W ciągu zaledwie 10 dni Polacy zarezerwowali aż 318 mln zł wyczerpując tym samym ponad 91 proc. puli środków uruchomionych w 2017 roku. Później tempo wykorzystania funduszy wyraźnie wyhamowało i tylko dlatego oficjalnie o dopłaty można było ubiegać się przez cały styczeń. W praktyce jednak już w drugim tygodniu stycznia pojawiły się pierwsze informacje o tym, że banki wstrzymują lub przynajmniej ograniczają przyjmowanie wniosków kredytowych.
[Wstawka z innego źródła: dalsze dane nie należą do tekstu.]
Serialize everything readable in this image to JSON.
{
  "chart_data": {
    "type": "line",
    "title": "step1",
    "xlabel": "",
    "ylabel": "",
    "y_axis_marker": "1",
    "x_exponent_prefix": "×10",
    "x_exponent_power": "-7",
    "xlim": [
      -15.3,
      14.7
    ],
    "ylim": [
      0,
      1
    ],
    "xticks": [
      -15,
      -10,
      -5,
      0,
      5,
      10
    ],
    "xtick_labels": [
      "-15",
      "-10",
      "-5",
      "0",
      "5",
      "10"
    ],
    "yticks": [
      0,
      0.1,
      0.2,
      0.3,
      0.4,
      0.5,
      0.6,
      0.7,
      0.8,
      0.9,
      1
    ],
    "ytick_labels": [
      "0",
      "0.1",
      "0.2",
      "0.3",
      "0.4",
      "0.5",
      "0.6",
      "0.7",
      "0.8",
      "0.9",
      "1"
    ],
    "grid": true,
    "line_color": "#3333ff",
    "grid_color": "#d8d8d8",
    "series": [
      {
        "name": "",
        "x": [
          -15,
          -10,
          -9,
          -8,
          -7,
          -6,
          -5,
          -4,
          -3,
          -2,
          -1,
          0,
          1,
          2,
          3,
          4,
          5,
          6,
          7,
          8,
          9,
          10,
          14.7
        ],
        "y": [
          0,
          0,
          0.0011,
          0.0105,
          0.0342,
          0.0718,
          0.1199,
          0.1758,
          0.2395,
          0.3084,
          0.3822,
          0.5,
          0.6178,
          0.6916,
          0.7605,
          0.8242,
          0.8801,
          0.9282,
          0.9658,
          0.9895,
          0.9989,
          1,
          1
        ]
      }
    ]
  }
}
Dane te potwierdzają, że Polacy dobrze przygotowali się na uruchomienie nowej puli środków. Najprawdopodobniej powtórkę z tej sytuacji będziemy obserwować na początku 2018 roku, kiedy zostanie uruchomiona już ostatnia transza pieniędzy na dopłaty do kredytów w kwocie przynajmniej 360 mln zł.
– Doświadczenie ostatnich tygodni sugeruje, że ta niemała kwota może zostać wchłonięta w zaledwie kilka dni – prognozuje Bartosz Turek, analityk Open Finance.
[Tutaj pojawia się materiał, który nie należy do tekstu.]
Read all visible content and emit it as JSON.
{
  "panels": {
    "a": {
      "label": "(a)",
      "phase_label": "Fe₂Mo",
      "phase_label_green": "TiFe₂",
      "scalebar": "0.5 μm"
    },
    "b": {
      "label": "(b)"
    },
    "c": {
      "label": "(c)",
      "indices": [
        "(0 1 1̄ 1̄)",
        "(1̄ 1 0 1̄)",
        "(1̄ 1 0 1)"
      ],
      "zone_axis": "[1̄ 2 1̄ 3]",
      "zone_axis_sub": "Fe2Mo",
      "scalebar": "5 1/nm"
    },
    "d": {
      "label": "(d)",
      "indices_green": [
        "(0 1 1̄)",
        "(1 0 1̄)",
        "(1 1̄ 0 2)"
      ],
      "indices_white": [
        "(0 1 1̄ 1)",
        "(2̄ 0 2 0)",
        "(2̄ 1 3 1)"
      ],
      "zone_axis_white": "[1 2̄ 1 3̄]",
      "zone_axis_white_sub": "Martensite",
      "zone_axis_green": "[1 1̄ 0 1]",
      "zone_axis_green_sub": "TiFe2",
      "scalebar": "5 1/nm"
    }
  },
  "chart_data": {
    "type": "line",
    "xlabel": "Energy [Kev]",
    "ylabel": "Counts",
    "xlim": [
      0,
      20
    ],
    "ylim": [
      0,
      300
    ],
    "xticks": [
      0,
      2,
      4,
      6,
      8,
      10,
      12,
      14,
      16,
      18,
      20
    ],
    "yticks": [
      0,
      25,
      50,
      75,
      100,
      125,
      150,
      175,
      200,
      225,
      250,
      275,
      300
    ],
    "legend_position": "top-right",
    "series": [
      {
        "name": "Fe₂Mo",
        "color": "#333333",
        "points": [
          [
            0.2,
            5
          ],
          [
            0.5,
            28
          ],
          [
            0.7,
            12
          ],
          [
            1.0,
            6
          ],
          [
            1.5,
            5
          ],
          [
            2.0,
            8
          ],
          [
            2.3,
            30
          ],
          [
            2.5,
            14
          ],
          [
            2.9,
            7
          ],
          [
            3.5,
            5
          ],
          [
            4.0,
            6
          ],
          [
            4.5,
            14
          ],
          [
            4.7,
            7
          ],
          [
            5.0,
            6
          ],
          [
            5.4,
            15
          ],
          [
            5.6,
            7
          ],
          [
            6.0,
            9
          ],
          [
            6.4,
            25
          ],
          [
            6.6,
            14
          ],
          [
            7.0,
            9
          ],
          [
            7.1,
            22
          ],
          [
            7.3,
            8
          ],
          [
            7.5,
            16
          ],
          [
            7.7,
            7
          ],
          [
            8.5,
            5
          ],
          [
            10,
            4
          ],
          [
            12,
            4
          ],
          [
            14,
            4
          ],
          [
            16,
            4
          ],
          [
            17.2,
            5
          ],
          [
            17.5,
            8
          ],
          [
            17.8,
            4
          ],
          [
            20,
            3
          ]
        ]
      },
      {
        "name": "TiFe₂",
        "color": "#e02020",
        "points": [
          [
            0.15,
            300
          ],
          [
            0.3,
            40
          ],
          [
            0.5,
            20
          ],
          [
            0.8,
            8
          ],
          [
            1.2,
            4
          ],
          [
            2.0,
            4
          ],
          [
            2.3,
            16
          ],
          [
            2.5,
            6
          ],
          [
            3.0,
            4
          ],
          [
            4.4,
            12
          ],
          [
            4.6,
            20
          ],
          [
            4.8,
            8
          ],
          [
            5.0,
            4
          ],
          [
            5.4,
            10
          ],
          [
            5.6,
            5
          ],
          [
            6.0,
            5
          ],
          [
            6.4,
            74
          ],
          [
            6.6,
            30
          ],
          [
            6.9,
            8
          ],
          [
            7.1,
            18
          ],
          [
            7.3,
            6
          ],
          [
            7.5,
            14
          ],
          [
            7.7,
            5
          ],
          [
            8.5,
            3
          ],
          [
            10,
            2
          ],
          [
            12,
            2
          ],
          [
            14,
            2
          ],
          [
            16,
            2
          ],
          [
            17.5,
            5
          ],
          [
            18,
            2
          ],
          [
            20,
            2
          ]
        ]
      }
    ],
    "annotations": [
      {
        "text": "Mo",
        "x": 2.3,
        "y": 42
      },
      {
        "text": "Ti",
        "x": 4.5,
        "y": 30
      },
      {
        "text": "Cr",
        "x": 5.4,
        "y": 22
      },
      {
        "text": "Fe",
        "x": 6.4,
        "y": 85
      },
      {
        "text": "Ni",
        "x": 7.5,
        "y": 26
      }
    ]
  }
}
Trudno się temu dziwić skoro przeciętny beneficjent programu otrzymuje od państwa 25 tys. zł na zakup własnego „M”, a rekordziści inkasują ponad 110 tys. zł. Pieniądze te oznaczają nie tylko swoisty „rabat” przy zakupie czterech kątów, ale też ułatwiają zebranie 20-proc. wkładu własnego wymaganego przy zaciąganiu kredytu mieszkaniowego.
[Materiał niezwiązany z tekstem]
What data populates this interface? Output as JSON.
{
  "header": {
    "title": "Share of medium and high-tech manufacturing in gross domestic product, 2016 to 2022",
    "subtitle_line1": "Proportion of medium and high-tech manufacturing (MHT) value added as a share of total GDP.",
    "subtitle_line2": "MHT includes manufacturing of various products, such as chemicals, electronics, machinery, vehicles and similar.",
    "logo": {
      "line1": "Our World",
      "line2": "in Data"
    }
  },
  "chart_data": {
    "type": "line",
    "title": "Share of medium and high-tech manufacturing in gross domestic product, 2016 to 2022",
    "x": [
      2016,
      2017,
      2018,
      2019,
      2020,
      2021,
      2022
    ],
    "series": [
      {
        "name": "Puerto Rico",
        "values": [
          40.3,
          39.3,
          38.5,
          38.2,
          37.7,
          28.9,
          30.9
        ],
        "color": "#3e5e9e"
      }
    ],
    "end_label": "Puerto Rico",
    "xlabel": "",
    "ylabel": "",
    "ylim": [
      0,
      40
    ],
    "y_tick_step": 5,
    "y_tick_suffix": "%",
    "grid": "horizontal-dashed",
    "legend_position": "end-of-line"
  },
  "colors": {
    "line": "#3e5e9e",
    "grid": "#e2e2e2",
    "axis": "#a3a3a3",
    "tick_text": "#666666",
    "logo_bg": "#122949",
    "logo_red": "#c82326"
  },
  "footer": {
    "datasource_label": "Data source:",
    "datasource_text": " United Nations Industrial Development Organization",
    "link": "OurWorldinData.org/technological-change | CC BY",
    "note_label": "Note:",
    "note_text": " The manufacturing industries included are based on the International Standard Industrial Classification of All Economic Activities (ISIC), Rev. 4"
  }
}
Co mogą więc zrobić ci kredytobiorcy, którzy nie załapali się na dopłaty z puli zarezerwowanej na bieżący rok? Do wykorzystania zostają jedynie pieniądze zarezerwowane na rok 2018. Połowę z nich można wykorzystać już w bieżącym roku. W styczniu na dopłaty do kredytów zarezerwowano około 375 mln zł (z tego około 346 mln zł z budżetu 2017 roku). Kwota ta była najwyższa w historii. Dzięki tym pieniądzom Polacy mogą kupić nawet 15 tys. mieszkań i domów.